Log-structured File System (BSD)
The Log-Structured Filesystem (or LFS) is an implementation of a log-structured file system for NetBSD. As of NetBSD 2.0.2, it appears to be no longer completely functional, having not been maintained for many years.
Design
Most of the on-disk format of LFS is borrowed from UFS. The indirect block, inode and directory formats are almost identical. This allows well-tested UFS file system code to be re-used.
LFS divides the disk into segments (usually between 384KB and 1MB in size), which will be filled bottom-up, one at a time. Each segment has a header called a summary block; pointers in the summary block together already-written segments into one long continuous log. Whenever a file is changed, LFS writes to the log head:
- Raw file data (or directory blocks, if a directory is being updated).
- Indirect blocks updated to point to (1).
- Inodes updated to point to (2).
- Inode map blocks updated to point at (3).
Unlike UFS, inodes in LFS do not have fixed locations, so an inode map—a flat list of inode block locations—is used to track them. As with everything else, inode map blocks are also written to the log when they are changed.
At a checkpoint (usually scheduled about once every 30 seconds), LFS writes the number of the current segment and the last known block locations of the inode map to a checkpoint region at a fixed place on disk. There are two such regions; LFS alternates between them each checkpoint. Once written, a checkpoint represents the last consistent snapshot of the file system. Recovery after a crash and normal mounting work the same way—the file system simply reconstructs its state from the last checkpoint and resumes logging from there.
When the current segment is filled, LFS goes onto to fill the next free (clean) one. Segments are said to be dirty if they contain live blocks, or blocks for which no newer copies exist further ahead in the log. The LFS garbage collector turns dirty segments into clean ones by copying live blocks from the dirty segment into the current segment and skipping the rest. Live blocks are tracked with a map in the summary block.
Generally, garbage collection is delayed until there are no clean segments left; it can also be deferred for when the system is idle.
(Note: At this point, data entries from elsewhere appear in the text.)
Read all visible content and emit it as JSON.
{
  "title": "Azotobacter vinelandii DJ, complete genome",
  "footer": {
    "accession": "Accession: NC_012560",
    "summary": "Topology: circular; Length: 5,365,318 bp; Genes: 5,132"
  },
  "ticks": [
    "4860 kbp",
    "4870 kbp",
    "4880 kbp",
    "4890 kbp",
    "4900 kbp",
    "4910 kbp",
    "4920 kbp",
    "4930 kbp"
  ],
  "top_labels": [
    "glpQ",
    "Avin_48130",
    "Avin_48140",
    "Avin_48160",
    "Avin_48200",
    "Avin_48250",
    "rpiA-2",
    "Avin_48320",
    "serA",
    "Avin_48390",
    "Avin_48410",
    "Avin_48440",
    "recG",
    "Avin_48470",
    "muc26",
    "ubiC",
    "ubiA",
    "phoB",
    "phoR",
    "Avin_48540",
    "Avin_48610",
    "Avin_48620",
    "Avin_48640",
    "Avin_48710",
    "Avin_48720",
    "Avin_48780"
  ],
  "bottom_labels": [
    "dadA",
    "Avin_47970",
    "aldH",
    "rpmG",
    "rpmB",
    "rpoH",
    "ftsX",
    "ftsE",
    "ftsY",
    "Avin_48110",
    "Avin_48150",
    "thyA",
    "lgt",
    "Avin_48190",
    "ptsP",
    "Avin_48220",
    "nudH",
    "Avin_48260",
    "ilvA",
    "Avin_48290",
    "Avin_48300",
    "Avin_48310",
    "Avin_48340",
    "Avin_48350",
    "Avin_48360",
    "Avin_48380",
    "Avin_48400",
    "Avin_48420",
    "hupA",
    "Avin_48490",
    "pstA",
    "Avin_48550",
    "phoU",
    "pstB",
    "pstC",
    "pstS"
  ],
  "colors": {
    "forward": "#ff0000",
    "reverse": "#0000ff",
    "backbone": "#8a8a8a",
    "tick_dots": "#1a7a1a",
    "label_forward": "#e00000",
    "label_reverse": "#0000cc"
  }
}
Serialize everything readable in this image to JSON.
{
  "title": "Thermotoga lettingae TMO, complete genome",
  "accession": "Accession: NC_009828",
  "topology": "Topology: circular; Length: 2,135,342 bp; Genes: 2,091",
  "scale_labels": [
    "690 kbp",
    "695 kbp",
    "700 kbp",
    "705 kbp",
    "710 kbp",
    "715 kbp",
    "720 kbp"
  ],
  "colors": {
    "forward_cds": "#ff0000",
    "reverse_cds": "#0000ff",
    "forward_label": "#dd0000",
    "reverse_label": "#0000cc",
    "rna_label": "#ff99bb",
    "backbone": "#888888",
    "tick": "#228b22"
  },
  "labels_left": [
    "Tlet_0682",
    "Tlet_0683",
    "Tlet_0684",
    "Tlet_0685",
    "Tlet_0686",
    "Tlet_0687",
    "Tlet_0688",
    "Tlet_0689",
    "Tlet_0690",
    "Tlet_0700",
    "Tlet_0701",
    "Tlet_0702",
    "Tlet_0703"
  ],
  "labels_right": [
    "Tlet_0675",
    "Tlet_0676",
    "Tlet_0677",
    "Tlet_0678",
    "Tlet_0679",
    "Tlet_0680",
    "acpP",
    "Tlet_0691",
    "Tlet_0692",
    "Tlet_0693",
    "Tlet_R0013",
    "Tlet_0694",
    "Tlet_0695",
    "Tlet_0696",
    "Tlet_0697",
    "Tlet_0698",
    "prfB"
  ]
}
Even then, only the least-dirty segments are picked for collection. This is intended to avoid the penalty of cleaning full segments when I/O bandwidth is most needed.
Disadvantages
- There can be severe file fragmentation in LFS, especially for slowly-growing files or multiple simultaenous large writes. This inflicts a severe performance penalty, even though the design rationale for log-structured file systems assumes disk reads will mostly be cached away.
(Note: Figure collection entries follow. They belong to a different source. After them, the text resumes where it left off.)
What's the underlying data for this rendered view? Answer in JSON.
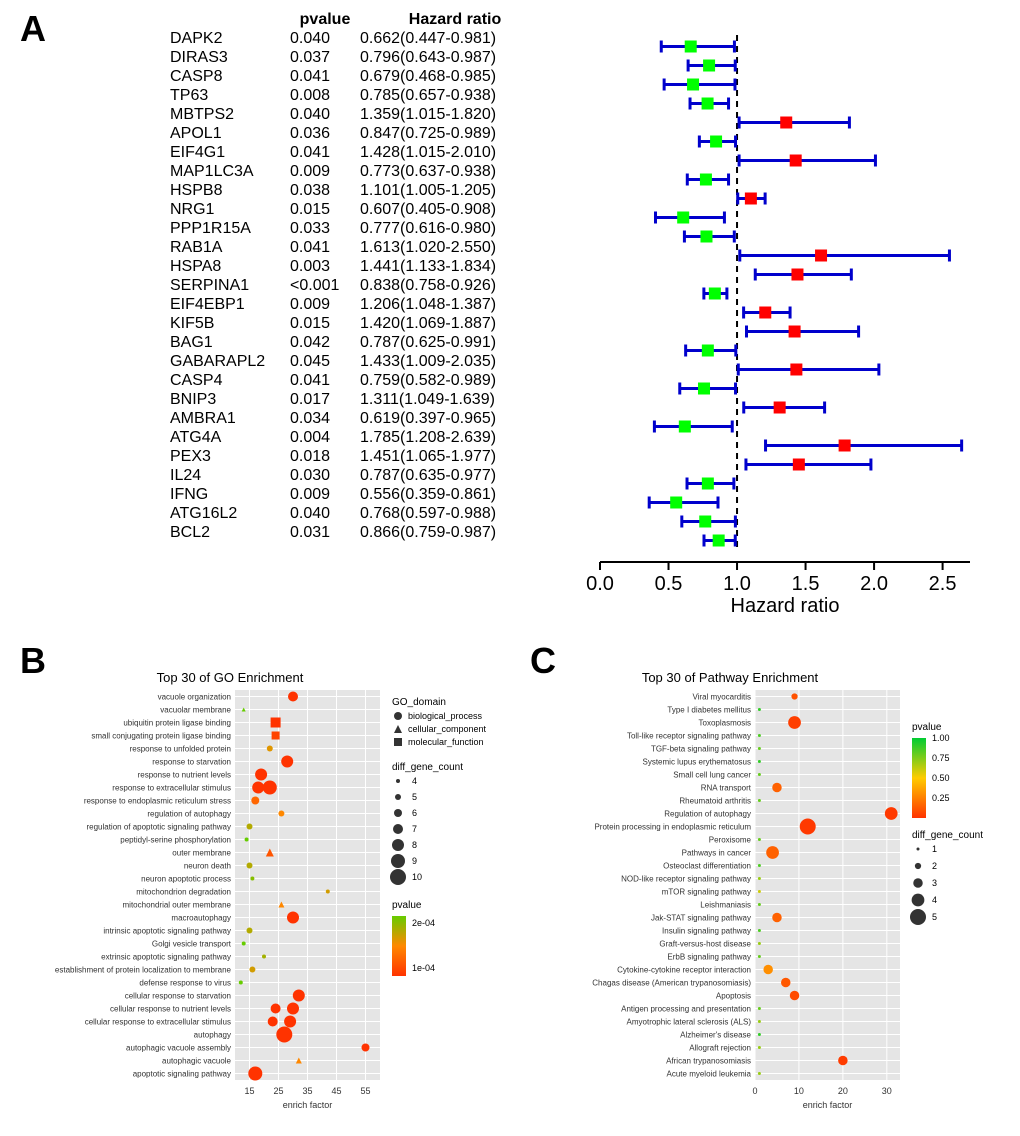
{
  "labels": {
    "A": "A",
    "B": "B",
    "C": "C"
  },
  "panelA": {
    "headers": {
      "gene": "",
      "pvalue": "pvalue",
      "hr": "Hazard ratio"
    },
    "xlabel": "Hazard ratio",
    "xlim": [
      0.0,
      2.7
    ],
    "xticks": [
      0.0,
      0.5,
      1.0,
      1.5,
      2.0,
      2.5
    ],
    "ref_line": 1.0,
    "colors": {
      "low": "#00ff00",
      "high": "#ff0000",
      "whisker": "#0000cc",
      "axis": "#000000",
      "ref": "#000000"
    },
    "marker_size": 12,
    "whisker_cap": 6,
    "rows": [
      {
        "gene": "DAPK2",
        "pvalue": "0.040",
        "hr_text": "0.662(0.447-0.981)",
        "hr": 0.662,
        "lo": 0.447,
        "hi": 0.981
      },
      {
        "gene": "DIRAS3",
        "pvalue": "0.037",
        "hr_text": "0.796(0.643-0.987)",
        "hr": 0.796,
        "lo": 0.643,
        "hi": 0.987
      },
      {
        "gene": "CASP8",
        "pvalue": "0.041",
        "hr_text": "0.679(0.468-0.985)",
        "hr": 0.679,
        "lo": 0.468,
        "hi": 0.985
      },
      {
        "gene": "TP63",
        "pvalue": "0.008",
        "hr_text": "0.785(0.657-0.938)",
        "hr": 0.785,
        "lo": 0.657,
        "hi": 0.938
      },
      {
        "gene": "MBTPS2",
        "pvalue": "0.040",
        "hr_text": "1.359(1.015-1.820)",
        "hr": 1.359,
        "lo": 1.015,
        "hi": 1.82
      },
      {
        "gene": "APOL1",
        "pvalue": "0.036",
        "hr_text": "0.847(0.725-0.989)",
        "hr": 0.847,
        "lo": 0.725,
        "hi": 0.989
      },
      {
        "gene": "EIF4G1",
        "pvalue": "0.041",
        "hr_text": "1.428(1.015-2.010)",
        "hr": 1.428,
        "lo": 1.015,
        "hi": 2.01
      },
      {
        "gene": "MAP1LC3A",
        "pvalue": "0.009",
        "hr_text": "0.773(0.637-0.938)",
        "hr": 0.773,
        "lo": 0.637,
        "hi": 0.938
      },
      {
        "gene": "HSPB8",
        "pvalue": "0.038",
        "hr_text": "1.101(1.005-1.205)",
        "hr": 1.101,
        "lo": 1.005,
        "hi": 1.205
      },
      {
        "gene": "NRG1",
        "pvalue": "0.015",
        "hr_text": "0.607(0.405-0.908)",
        "hr": 0.607,
        "lo": 0.405,
        "hi": 0.908
      },
      {
        "gene": "PPP1R15A",
        "pvalue": "0.033",
        "hr_text": "0.777(0.616-0.980)",
        "hr": 0.777,
        "lo": 0.616,
        "hi": 0.98
      },
      {
        "gene": "RAB1A",
        "pvalue": "0.041",
        "hr_text": "1.613(1.020-2.550)",
        "hr": 1.613,
        "lo": 1.02,
        "hi": 2.55
      },
      {
        "gene": "HSPA8",
        "pvalue": "0.003",
        "hr_text": "1.441(1.133-1.834)",
        "hr": 1.441,
        "lo": 1.133,
        "hi": 1.834
      },
      {
        "gene": "SERPINA1",
        "pvalue": "<0.001",
        "hr_text": "0.838(0.758-0.926)",
        "hr": 0.838,
        "lo": 0.758,
        "hi": 0.926
      },
      {
        "gene": "EIF4EBP1",
        "pvalue": "0.009",
        "hr_text": "1.206(1.048-1.387)",
        "hr": 1.206,
        "lo": 1.048,
        "hi": 1.387
      },
      {
        "gene": "KIF5B",
        "pvalue": "0.015",
        "hr_text": "1.420(1.069-1.887)",
        "hr": 1.42,
        "lo": 1.069,
        "hi": 1.887
      },
      {
        "gene": "BAG1",
        "pvalue": "0.042",
        "hr_text": "0.787(0.625-0.991)",
        "hr": 0.787,
        "lo": 0.625,
        "hi": 0.991
      },
      {
        "gene": "GABARAPL2",
        "pvalue": "0.045",
        "hr_text": "1.433(1.009-2.035)",
        "hr": 1.433,
        "lo": 1.009,
        "hi": 2.035
      },
      {
        "gene": "CASP4",
        "pvalue": "0.041",
        "hr_text": "0.759(0.582-0.989)",
        "hr": 0.759,
        "lo": 0.582,
        "hi": 0.989
      },
      {
        "gene": "BNIP3",
        "pvalue": "0.017",
        "hr_text": "1.311(1.049-1.639)",
        "hr": 1.311,
        "lo": 1.049,
        "hi": 1.639
      },
      {
        "gene": "AMBRA1",
        "pvalue": "0.034",
        "hr_text": "0.619(0.397-0.965)",
        "hr": 0.619,
        "lo": 0.397,
        "hi": 0.965
      },
      {
        "gene": "ATG4A",
        "pvalue": "0.004",
        "hr_text": "1.785(1.208-2.639)",
        "hr": 1.785,
        "lo": 1.208,
        "hi": 2.639
      },
      {
        "gene": "PEX3",
        "pvalue": "0.018",
        "hr_text": "1.451(1.065-1.977)",
        "hr": 1.451,
        "lo": 1.065,
        "hi": 1.977
      },
      {
        "gene": "IL24",
        "pvalue": "0.030",
        "hr_text": "0.787(0.635-0.977)",
        "hr": 0.787,
        "lo": 0.635,
        "hi": 0.977
      },
      {
        "gene": "IFNG",
        "pvalue": "0.009",
        "hr_text": "0.556(0.359-0.861)",
        "hr": 0.556,
        "lo": 0.359,
        "hi": 0.861
      },
      {
        "gene": "ATG16L2",
        "pvalue": "0.040",
        "hr_text": "0.768(0.597-0.988)",
        "hr": 0.768,
        "lo": 0.597,
        "hi": 0.988
      },
      {
        "gene": "BCL2",
        "pvalue": "0.031",
        "hr_text": "0.866(0.759-0.987)",
        "hr": 0.866,
        "lo": 0.759,
        "hi": 0.987
      }
    ]
  },
  "panelB": {
    "title": "Top 30 of GO Enrichment",
    "xlabel": "enrich factor",
    "xlim": [
      10,
      60
    ],
    "xticks": [
      15,
      25,
      35,
      45,
      55
    ],
    "plot_bg": "#e5e5e5",
    "grid_color": "#ffffff",
    "legends": {
      "shape": {
        "title": "GO_domain",
        "items": [
          {
            "label": "biological_process",
            "shape": "circle"
          },
          {
            "label": "cellular_component",
            "shape": "triangle"
          },
          {
            "label": "molecular_function",
            "shape": "square"
          }
        ]
      },
      "size": {
        "title": "diff_gene_count",
        "items": [
          4,
          5,
          6,
          7,
          8,
          9,
          10
        ],
        "rmin": 2,
        "rmax": 8
      },
      "color": {
        "title": "pvalue",
        "stops": [
          {
            "v": 5e-05,
            "c": "#ff3300"
          },
          {
            "v": 0.0001,
            "c": "#ff8800"
          },
          {
            "v": 0.0002,
            "c": "#66cc00"
          }
        ]
      }
    },
    "categories": [
      "vacuole organization",
      "vacuolar membrane",
      "ubiquitin protein ligase binding",
      "small conjugating protein ligase binding",
      "response to unfolded protein",
      "response to starvation",
      "response to nutrient levels",
      "response to extracellular stimulus",
      "response to endoplasmic reticulum stress",
      "regulation of autophagy",
      "regulation of apoptotic signaling pathway",
      "peptidyl-serine phosphorylation",
      "outer membrane",
      "neuron death",
      "neuron apoptotic process",
      "mitochondrion degradation",
      "mitochondrial outer membrane",
      "macroautophagy",
      "intrinsic apoptotic signaling pathway",
      "Golgi vesicle transport",
      "extrinsic apoptotic signaling pathway",
      "establishment of protein localization to membrane",
      "defense response to virus",
      "cellular response to starvation",
      "cellular response to nutrient levels",
      "cellular response to extracellular stimulus",
      "autophagy",
      "autophagic vacuole assembly",
      "autophagic vacuole",
      "apoptotic signaling pathway"
    ],
    "points": [
      {
        "cat": 0,
        "x": 30,
        "shape": "circle",
        "count": 7,
        "p": 5e-05
      },
      {
        "cat": 1,
        "x": 13,
        "shape": "triangle",
        "count": 4,
        "p": 0.0002
      },
      {
        "cat": 2,
        "x": 24,
        "shape": "square",
        "count": 7,
        "p": 5e-05
      },
      {
        "cat": 3,
        "x": 24,
        "shape": "square",
        "count": 6,
        "p": 6e-05
      },
      {
        "cat": 4,
        "x": 22,
        "shape": "circle",
        "count": 5,
        "p": 0.00012
      },
      {
        "cat": 5,
        "x": 28,
        "shape": "circle",
        "count": 8,
        "p": 4e-05
      },
      {
        "cat": 6,
        "x": 19,
        "shape": "circle",
        "count": 8,
        "p": 4e-05
      },
      {
        "cat": 7,
        "x": 18,
        "shape": "circle",
        "count": 8,
        "p": 4e-05
      },
      {
        "cat": 7,
        "x": 22,
        "shape": "circle",
        "count": 9,
        "p": 4e-05
      },
      {
        "cat": 8,
        "x": 17,
        "shape": "circle",
        "count": 6,
        "p": 8e-05
      },
      {
        "cat": 9,
        "x": 26,
        "shape": "circle",
        "count": 5,
        "p": 0.0001
      },
      {
        "cat": 10,
        "x": 15,
        "shape": "circle",
        "count": 5,
        "p": 0.00015
      },
      {
        "cat": 11,
        "x": 14,
        "shape": "circle",
        "count": 4,
        "p": 0.0002
      },
      {
        "cat": 12,
        "x": 22,
        "shape": "triangle",
        "count": 6,
        "p": 7e-05
      },
      {
        "cat": 13,
        "x": 15,
        "shape": "circle",
        "count": 5,
        "p": 0.00015
      },
      {
        "cat": 14,
        "x": 16,
        "shape": "circle",
        "count": 4,
        "p": 0.00018
      },
      {
        "cat": 15,
        "x": 42,
        "shape": "circle",
        "count": 4,
        "p": 0.00013
      },
      {
        "cat": 16,
        "x": 26,
        "shape": "triangle",
        "count": 5,
        "p": 0.0001
      },
      {
        "cat": 17,
        "x": 30,
        "shape": "circle",
        "count": 8,
        "p": 4e-05
      },
      {
        "cat": 18,
        "x": 15,
        "shape": "circle",
        "count": 5,
        "p": 0.00015
      },
      {
        "cat": 19,
        "x": 13,
        "shape": "circle",
        "count": 4,
        "p": 0.0002
      },
      {
        "cat": 20,
        "x": 20,
        "shape": "circle",
        "count": 4,
        "p": 0.00016
      },
      {
        "cat": 21,
        "x": 16,
        "shape": "circle",
        "count": 5,
        "p": 0.00013
      },
      {
        "cat": 22,
        "x": 12,
        "shape": "circle",
        "count": 4,
        "p": 0.00022
      },
      {
        "cat": 23,
        "x": 32,
        "shape": "circle",
        "count": 8,
        "p": 4e-05
      },
      {
        "cat": 24,
        "x": 24,
        "shape": "circle",
        "count": 7,
        "p": 5e-05
      },
      {
        "cat": 24,
        "x": 30,
        "shape": "circle",
        "count": 8,
        "p": 4e-05
      },
      {
        "cat": 25,
        "x": 23,
        "shape": "circle",
        "count": 7,
        "p": 5e-05
      },
      {
        "cat": 25,
        "x": 29,
        "shape": "circle",
        "count": 8,
        "p": 4e-05
      },
      {
        "cat": 26,
        "x": 27,
        "shape": "circle",
        "count": 10,
        "p": 3e-05
      },
      {
        "cat": 27,
        "x": 55,
        "shape": "circle",
        "count": 6,
        "p": 5e-05
      },
      {
        "cat": 28,
        "x": 32,
        "shape": "triangle",
        "count": 5,
        "p": 0.0001
      },
      {
        "cat": 29,
        "x": 17,
        "shape": "circle",
        "count": 9,
        "p": 4e-05
      }
    ]
  },
  "panelC": {
    "title": "Top 30 of Pathway Enrichment",
    "xlabel": "enrich factor",
    "xlim": [
      0,
      33
    ],
    "xticks": [
      0,
      10,
      20,
      30
    ],
    "plot_bg": "#e5e5e5",
    "grid_color": "#ffffff",
    "legends": {
      "size": {
        "title": "diff_gene_count",
        "items": [
          1,
          2,
          3,
          4,
          5
        ],
        "rmin": 1.5,
        "rmax": 8
      },
      "color": {
        "title": "pvalue",
        "ticks": [
          0.25,
          0.5,
          0.75,
          1.0
        ],
        "stops": [
          {
            "v": 0,
            "c": "#ff3300"
          },
          {
            "v": 0.5,
            "c": "#ffcc00"
          },
          {
            "v": 1,
            "c": "#00cc33"
          }
        ]
      }
    },
    "categories": [
      "Viral myocarditis",
      "Type I diabetes mellitus",
      "Toxoplasmosis",
      "Toll-like receptor signaling pathway",
      "TGF-beta signaling pathway",
      "Systemic lupus erythematosus",
      "Small cell lung cancer",
      "RNA transport",
      "Rheumatoid arthritis",
      "Regulation of autophagy",
      "Protein processing in endoplasmic reticulum",
      "Peroxisome",
      "Pathways in cancer",
      "Osteoclast differentiation",
      "NOD-like receptor signaling pathway",
      "mTOR signaling pathway",
      "Leishmaniasis",
      "Jak-STAT signaling pathway",
      "Insulin signaling pathway",
      "Graft-versus-host disease",
      "ErbB signaling pathway",
      "Cytokine-cytokine receptor interaction",
      "Chagas disease (American trypanosomiasis)",
      "Apoptosis",
      "Antigen processing and presentation",
      "Amyotrophic lateral sclerosis (ALS)",
      "Alzheimer's disease",
      "Allograft rejection",
      "African trypanosomiasis",
      "Acute myeloid leukemia"
    ],
    "points": [
      {
        "cat": 0,
        "x": 9,
        "count": 2,
        "p": 0.1
      },
      {
        "cat": 1,
        "x": 1,
        "count": 1,
        "p": 0.9
      },
      {
        "cat": 2,
        "x": 9,
        "count": 4,
        "p": 0.04
      },
      {
        "cat": 3,
        "x": 1,
        "count": 1,
        "p": 0.85
      },
      {
        "cat": 4,
        "x": 1,
        "count": 1,
        "p": 0.8
      },
      {
        "cat": 5,
        "x": 1,
        "count": 1,
        "p": 0.9
      },
      {
        "cat": 6,
        "x": 1,
        "count": 1,
        "p": 0.8
      },
      {
        "cat": 7,
        "x": 5,
        "count": 3,
        "p": 0.15
      },
      {
        "cat": 8,
        "x": 1,
        "count": 1,
        "p": 0.8
      },
      {
        "cat": 9,
        "x": 31,
        "count": 4,
        "p": 0.02
      },
      {
        "cat": 10,
        "x": 12,
        "count": 5,
        "p": 0.02
      },
      {
        "cat": 11,
        "x": 1,
        "count": 1,
        "p": 0.8
      },
      {
        "cat": 12,
        "x": 4,
        "count": 4,
        "p": 0.15
      },
      {
        "cat": 13,
        "x": 1,
        "count": 1,
        "p": 0.85
      },
      {
        "cat": 14,
        "x": 1,
        "count": 1,
        "p": 0.7
      },
      {
        "cat": 15,
        "x": 1,
        "count": 1,
        "p": 0.6
      },
      {
        "cat": 16,
        "x": 1,
        "count": 1,
        "p": 0.8
      },
      {
        "cat": 17,
        "x": 5,
        "count": 3,
        "p": 0.15
      },
      {
        "cat": 18,
        "x": 1,
        "count": 1,
        "p": 0.85
      },
      {
        "cat": 19,
        "x": 1,
        "count": 1,
        "p": 0.7
      },
      {
        "cat": 20,
        "x": 1,
        "count": 1,
        "p": 0.8
      },
      {
        "cat": 21,
        "x": 3,
        "count": 3,
        "p": 0.3
      },
      {
        "cat": 22,
        "x": 7,
        "count": 3,
        "p": 0.12
      },
      {
        "cat": 23,
        "x": 9,
        "count": 3,
        "p": 0.08
      },
      {
        "cat": 24,
        "x": 1,
        "count": 1,
        "p": 0.8
      },
      {
        "cat": 25,
        "x": 1,
        "count": 1,
        "p": 0.7
      },
      {
        "cat": 26,
        "x": 1,
        "count": 1,
        "p": 0.9
      },
      {
        "cat": 27,
        "x": 1,
        "count": 1,
        "p": 0.7
      },
      {
        "cat": 28,
        "x": 20,
        "count": 3,
        "p": 0.03
      },
      {
        "cat": 29,
        "x": 1,
        "count": 1,
        "p": 0.7
      }
    ]
  }
}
- LFS becomes progressively less efficient as it nears maximum capacity, when the garbage collector has to run almost constantly to make clean segments available.
References
- Rosenblum, Mendel and Ousterhout, John K. (June 1990). "The LFS Storage Manager." Proceedings of the 1990 Summer Usenix. 315-324.
- Rosenblum, Mendel and Ousterhout, John K. (February 1992). "The Design and Implementation of a Log-Structured Filesystem." ACM Transactions on Computer Systems. 10(1). 26-52.
- Seltzer, Margo, Bostic, K., McKusick, M. and Staelin, C. (January 1993). "The Design and Implementation of the 4.4BSD Log-structured File System". Proceedings of the 1993 Winter Usenix.
- McKusick, M. et al (1996). The Design and Implementation of the 4.4BSD Operating System. Addison Wesley. ISBN 0-201-54979-4.
- J. Matthews, D. Roselli, A. Costello, R. Wang, and T. Anderson (October 1997). "Improving the Performance of Log-Structured File Systems with Adaptive Methods", Proceedings of the Sixteenth ACM SOSP.